Later we might want to loop back to consider if a different handling might give better correspondence with EPP. In EPP-ASM when infections are calculated based on r(t), we took some care to adjust the 15-49 population each time step to avoid jagged incidence pattern.
There is a small difference in the allocation of new infections by age between Spectrum and EPP-ASM / leapfrog.

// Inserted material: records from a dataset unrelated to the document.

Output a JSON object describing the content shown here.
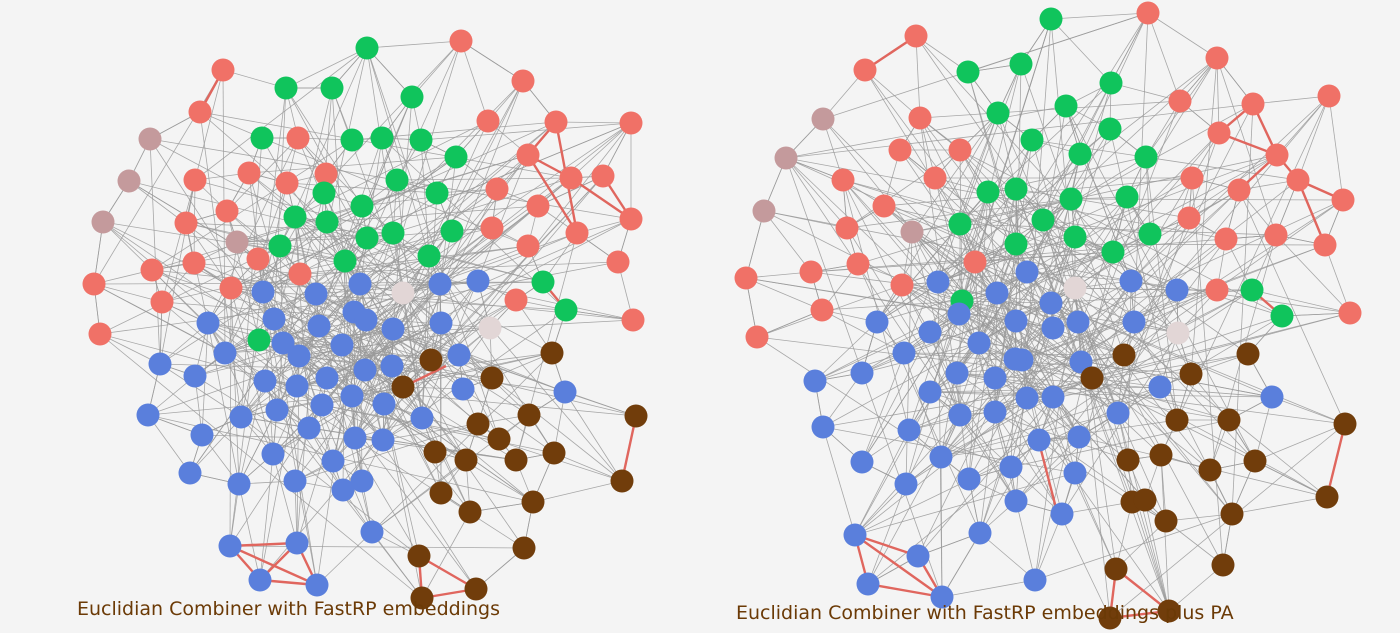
{
  "colors": {
    "background": "#f4f4f4",
    "edge": "#9a9a9a",
    "highlight_edge": "#e0665e",
    "caption": "#6b3a06",
    "community": {
      "red": "#f07167",
      "green": "#10c45c",
      "blue": "#5a7fdc",
      "brown": "#713d0b",
      "mauve": "#c49a9c",
      "pale": "#e2d6d6"
    }
  },
  "panels": [
    {
      "id": "left",
      "caption": "Euclidian Combiner with FastRP embeddings",
      "node_count": 151
    },
    {
      "id": "right",
      "caption": "Euclidian Combiner with FastRP embeddings plus PA",
      "node_count": 151
    }
  ]
}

From interrogating, I believe the discrepancy arises from some difference about how age groups are handled where the Beers interpolation of the age IRRs goes <0.
In EPP-ASM, the IRRs for age groups where the Beers interpolation goes <0 are simply set = 0: https://github.com/mrc-ide/eppasm/blob/206139f764ffd787a24fcb3580ec5fc80cc0e6d3/R/spectrum.R#L135-L137
In Spectrum, these same age groups get 0 infections, but the number of infections allocated in surrounding age groups is quite different.
I have created a test example here: bwa_age-45to49-infections-in-1980_spectrum-v6.13_2022-08-05.PJNZ.zip
In this file:
The same number of infections in age 15-49 by sex, but the distribution over ages is different.
Code to reproduce example
Use file: bwa_age-45to49-infections-in-1980_spectrum-v6.13_2022-08-05.PJNZ.zip
Output
This difference is much more extreme than we see when there are a reasonable pattern of incidence rate ratios; but an extreme example is useful for debugging.